La comparaison des politiques monétaires est intéressante car nous avons affaire à deux zones monétaires à monnaie unique dont la population et le niveau de maturité économique sont du même ordre. Mais leurs structures politiques sont différentes : les États-Unis constituent un État fédéral alors que l'Union monétaire européenne compte dix-huit États différents, chacun menant sa propre politique économique. En réalité, deux crises distinctes se sont succédé : la première, d'ampleur mondiale, dont l'épicentre a été américain ; et la seconde, à partir de 2010, qui a touché l'Europe de la zone euro et qui est restée régionale.
J.-P. R. - Tout a commencé avec la crise des subprimes aux États-Unis en 2007...
E. A. - Certes, le point de départ le plus visible a été le secteur du logement. Les fameux crédits « subprimes » - ces crédits hypothécaires octroyés à des ménages peu solvables -, titrisés par les banques, se sont diffusés à l'ensemble du secteur financier. Ces produits de titrisation, regroupés dans des CDO (Collateralized Debt Obligations), étaient opaques, mal réglementés et affectés d'un rating discutable. D'où le vent de panique qui s'est déclenché à l'automne 2008 au lendemain de la faillite de Lehman Brothers : brusquement, les opérateurs ont pris conscience des risques que faisait courir la détention de tels actifs. Lorsque le secteur bancaire américain a été touché par la contagion, on s'est mis à évoquer le krach de 1929 et la Grande Dépression qui l'a suivi.
J.-P. R. - Heureuse coïncidence, le président de la Fed Ben Bernanke avait consacré la majeure partie de sa carrière universitaire à la crise des années 1930...
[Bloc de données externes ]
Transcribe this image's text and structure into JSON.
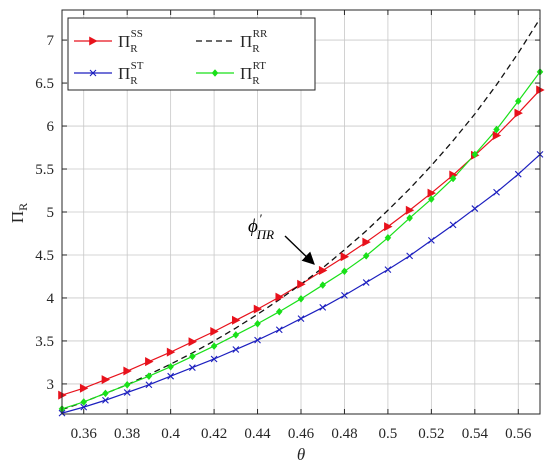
{
  "chart_data": {
    "type": "line",
    "xlabel": "θ",
    "ylabel": {
      "main": "Π",
      "sub": "R"
    },
    "xlim": [
      0.35,
      0.57
    ],
    "ylim": [
      2.65,
      7.35
    ],
    "xticks": [
      0.36,
      0.38,
      0.4,
      0.42,
      0.44,
      0.46,
      0.48,
      0.5,
      0.52,
      0.54,
      0.56
    ],
    "xtick_labels": [
      "0.36",
      "0.38",
      "0.4",
      "0.42",
      "0.44",
      "0.46",
      "0.48",
      "0.5",
      "0.52",
      "0.54",
      "0.56"
    ],
    "yticks": [
      3,
      3.5,
      4,
      4.5,
      5,
      5.5,
      6,
      6.5,
      7
    ],
    "ytick_labels": [
      "3",
      "3.5",
      "4",
      "4.5",
      "5",
      "5.5",
      "6",
      "6.5",
      "7"
    ],
    "grid": true,
    "legend_position": "top-left",
    "x": [
      0.35,
      0.36,
      0.37,
      0.38,
      0.39,
      0.4,
      0.41,
      0.42,
      0.43,
      0.44,
      0.45,
      0.46,
      0.47,
      0.48,
      0.49,
      0.5,
      0.51,
      0.52,
      0.53,
      0.54,
      0.55,
      0.56,
      0.57
    ],
    "series": [
      {
        "name": {
          "main": "Π",
          "sub": "R",
          "sup": "SS"
        },
        "color": "#e8121c",
        "style": "solid",
        "marker": "triangle-right",
        "values": [
          2.87,
          2.95,
          3.05,
          3.15,
          3.26,
          3.37,
          3.49,
          3.61,
          3.74,
          3.87,
          4.01,
          4.16,
          4.32,
          4.48,
          4.65,
          4.83,
          5.02,
          5.22,
          5.43,
          5.66,
          5.89,
          6.15,
          6.42
        ]
      },
      {
        "name": {
          "main": "Π",
          "sub": "R",
          "sup": "RR"
        },
        "color": "#111111",
        "style": "dashed",
        "marker": "none",
        "values": [
          2.7,
          2.79,
          2.89,
          2.99,
          3.11,
          3.23,
          3.36,
          3.5,
          3.65,
          3.81,
          3.98,
          4.16,
          4.35,
          4.56,
          4.78,
          5.02,
          5.27,
          5.54,
          5.83,
          6.14,
          6.48,
          6.85,
          7.25
        ]
      },
      {
        "name": {
          "main": "Π",
          "sub": "R",
          "sup": "ST"
        },
        "color": "#1c1fbf",
        "style": "solid",
        "marker": "x",
        "values": [
          2.66,
          2.73,
          2.81,
          2.9,
          2.99,
          3.09,
          3.19,
          3.29,
          3.4,
          3.51,
          3.63,
          3.76,
          3.89,
          4.03,
          4.18,
          4.33,
          4.49,
          4.67,
          4.85,
          5.04,
          5.23,
          5.44,
          5.67
        ]
      },
      {
        "name": {
          "main": "Π",
          "sub": "R",
          "sup": "RT"
        },
        "color": "#19e019",
        "style": "solid",
        "marker": "diamond",
        "values": [
          2.71,
          2.79,
          2.89,
          2.99,
          3.09,
          3.2,
          3.32,
          3.44,
          3.57,
          3.7,
          3.84,
          3.99,
          4.15,
          4.31,
          4.49,
          4.7,
          4.93,
          5.15,
          5.39,
          5.67,
          5.96,
          6.29,
          6.63
        ]
      }
    ],
    "annotations": [
      {
        "text_main": "ϕ",
        "text_prime": "′",
        "text_sub": "ΠR",
        "point": [
          0.47,
          4.33
        ]
      }
    ]
  }
}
E. A. - Ben Bernanke est un spécialiste de l'étude de cette période marquée par les travaux de Milton Friedman et Anna Schwartz. Ces deux économistes ont montré comment la politique de la Banque de réserve fédérale a aggravé la crise des années 1930. L'erreur de la Fed est bien connue : alors que des milliers de banques faisaient faillite, les établissements bancaires cherchaient logiquement à accroître leurs propres liquidités pour tenter de faire face aux retraits de billets du public. La Fed en a conclu qu'il n'était pas nécessaire de les alimenter en liquidités supplémentaires puisqu'elles en disposaient en abondance. Or, ce faisant, elle a obéré la capacité des banques à s'approvisionner en liquidités et les a rendues encore plus vulnérables à la crise systémique qui faisait rage. Friedman et Schwartz ont été les premiers à établir le cadre théorique de ce que devait …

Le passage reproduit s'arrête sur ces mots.